Answer Provided by Dr. Kasey Li
June 24, 2007
One of the most difficult problem with sleep apnea surgery is that NO PROCEDURE is 100% successful. Patient education on the potential risks, complications as well as outocmes is crucial. Even with the best intention by the surgeon, some patients never fully understand what they are in for before the operation. I suspect that it is because some patients are so desperate for help and they are clinging on and only focusing on the chance of a "cure". As a surgeon, I sometimes see patients that I feel are not going to be a good candidate for surgery. When this happens, sometimes it is not because of any anatomic issue, but an "expectation" issue. As I stated in a past answer, there is no "free lunch" in any surgery that you go through. There are potential downsides which can counter-act the upsides of any operation. After approximately 500 MMAs, approximately 90% of the patients are significantly improved. Approximately 5% are mildly to moderately improved. However, there is that 5% that are not improved at all. Usually, significant obesity is a major contributor, but not always. Occasionally I am just left scratching my head and wonder why the procedure was not successful (in terms of apnea improvement). Finally, even when the sleep apnea is much improved, I would consider a procedure unsuccessful if there are complications that made the patient wish that he/she did not go through the operation in the first place. At the end of the day, a successful result means that the patient feels the operation was worth it after weighing the upsides versus the downsides of outcome.

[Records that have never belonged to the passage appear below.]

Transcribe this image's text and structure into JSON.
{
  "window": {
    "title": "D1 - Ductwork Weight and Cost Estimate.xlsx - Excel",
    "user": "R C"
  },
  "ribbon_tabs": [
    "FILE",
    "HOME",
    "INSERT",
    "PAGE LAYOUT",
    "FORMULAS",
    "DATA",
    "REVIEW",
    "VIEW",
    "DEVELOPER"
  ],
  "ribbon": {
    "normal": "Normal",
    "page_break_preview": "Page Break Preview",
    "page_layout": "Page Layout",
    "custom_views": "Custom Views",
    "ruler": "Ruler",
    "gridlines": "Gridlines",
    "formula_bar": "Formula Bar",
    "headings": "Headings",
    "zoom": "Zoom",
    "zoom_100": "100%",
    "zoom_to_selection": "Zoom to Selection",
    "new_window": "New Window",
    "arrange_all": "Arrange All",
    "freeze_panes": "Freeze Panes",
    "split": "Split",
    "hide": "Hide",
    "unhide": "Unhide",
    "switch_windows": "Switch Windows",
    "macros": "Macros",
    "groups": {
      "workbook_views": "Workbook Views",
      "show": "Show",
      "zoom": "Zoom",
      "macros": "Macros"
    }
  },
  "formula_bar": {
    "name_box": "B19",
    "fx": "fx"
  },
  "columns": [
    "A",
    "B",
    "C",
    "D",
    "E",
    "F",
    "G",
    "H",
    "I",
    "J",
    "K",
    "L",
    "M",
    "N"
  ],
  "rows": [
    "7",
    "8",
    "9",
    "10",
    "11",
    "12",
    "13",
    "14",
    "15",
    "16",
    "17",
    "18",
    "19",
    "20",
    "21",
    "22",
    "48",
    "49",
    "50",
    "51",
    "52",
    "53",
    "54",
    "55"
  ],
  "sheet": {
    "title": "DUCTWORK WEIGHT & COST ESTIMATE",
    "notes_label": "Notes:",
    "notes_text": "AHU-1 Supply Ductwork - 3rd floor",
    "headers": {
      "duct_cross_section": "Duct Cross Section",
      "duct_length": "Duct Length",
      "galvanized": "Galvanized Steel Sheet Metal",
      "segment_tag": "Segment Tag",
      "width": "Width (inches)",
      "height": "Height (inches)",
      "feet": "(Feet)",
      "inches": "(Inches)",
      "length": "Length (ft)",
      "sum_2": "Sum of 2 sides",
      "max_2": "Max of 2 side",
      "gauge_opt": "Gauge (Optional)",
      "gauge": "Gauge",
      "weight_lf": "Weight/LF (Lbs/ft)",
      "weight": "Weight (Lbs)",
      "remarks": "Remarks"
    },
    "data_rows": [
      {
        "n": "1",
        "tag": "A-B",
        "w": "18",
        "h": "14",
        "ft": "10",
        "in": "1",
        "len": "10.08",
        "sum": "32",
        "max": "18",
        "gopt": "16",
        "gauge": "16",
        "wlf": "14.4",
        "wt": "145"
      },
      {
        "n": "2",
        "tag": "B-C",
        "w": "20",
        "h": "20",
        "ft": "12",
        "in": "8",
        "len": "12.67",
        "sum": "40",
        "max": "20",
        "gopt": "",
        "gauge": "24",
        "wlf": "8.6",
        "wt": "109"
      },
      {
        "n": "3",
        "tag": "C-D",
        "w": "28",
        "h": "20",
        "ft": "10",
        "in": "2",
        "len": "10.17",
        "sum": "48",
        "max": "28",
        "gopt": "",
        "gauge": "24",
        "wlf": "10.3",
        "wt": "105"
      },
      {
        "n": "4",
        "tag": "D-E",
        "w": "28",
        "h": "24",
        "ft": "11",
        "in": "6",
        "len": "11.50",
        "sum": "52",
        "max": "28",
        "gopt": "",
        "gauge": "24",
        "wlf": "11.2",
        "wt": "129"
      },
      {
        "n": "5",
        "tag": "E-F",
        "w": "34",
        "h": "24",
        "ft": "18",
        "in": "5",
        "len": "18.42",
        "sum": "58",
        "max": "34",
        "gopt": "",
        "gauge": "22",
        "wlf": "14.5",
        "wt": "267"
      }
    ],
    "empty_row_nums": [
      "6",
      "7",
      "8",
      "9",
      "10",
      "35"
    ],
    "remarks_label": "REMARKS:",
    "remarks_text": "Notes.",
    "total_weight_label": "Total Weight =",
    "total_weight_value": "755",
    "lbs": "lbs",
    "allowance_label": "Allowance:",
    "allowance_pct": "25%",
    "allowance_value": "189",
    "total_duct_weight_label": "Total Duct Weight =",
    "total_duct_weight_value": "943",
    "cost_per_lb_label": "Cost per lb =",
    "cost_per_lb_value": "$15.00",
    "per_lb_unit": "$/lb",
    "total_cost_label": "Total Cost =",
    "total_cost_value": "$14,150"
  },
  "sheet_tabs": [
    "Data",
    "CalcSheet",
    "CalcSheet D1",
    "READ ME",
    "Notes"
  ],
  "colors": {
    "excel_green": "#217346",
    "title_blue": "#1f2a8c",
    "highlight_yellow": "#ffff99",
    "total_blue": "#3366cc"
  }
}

This patient is clearly a surgical failure because there were complications and the symptoms did not improve. This is a difficult case because limitations were placed on the surgeon due to esthetic concerns. Because of these concerns, the extent of MMA was limited, thus the airway expansion was also limited.
When patients present with significant esthetic concerns regarding MMA, I usually try to alter how the jaw is moved. For example, an advancement/rotation of the MMA would be done which allows for less movement of the upper jaw but have a greater advancement of the lower jaw (patient usually never complain that their lower jaw is too prominent). Still, there would be changes in appearance, albeit less so. Other options including post surgical orthodontics to pull the teeth back and reduce the prominence of the upper lip/nose, or a nose job. Another associated risk of MMA is malocclusion, which is usually easily taken care with orthodontia or some dental work.
The solution for this patient is VERY limited. I feel that she has exhausted her surgical options. There are other surgical options such as genioglossus advancement, hyoid advancement, radiofrequency, Pillar implant, tongue reduction, epiglottis shaping and revision MMA. However, the most definitive surgical procedure has been done (albeit a limited one). It seems to me that although a revision MMA with further advancement can be done, I doubt that the result will be great because even with improved sleep apnea, she will be unhappy with her appearance (still, orthodontia and a nose job are possibilities). Any other options have much less success rate compared to MMA.
In this situation, my recommendation would be to try to stay with tracheotomy for a while if possible since she feels much improved symptomatically. I would actually recommend an oral appliance or revisit CPAP as I suspect that the pressure requirement would be reduced following MMA.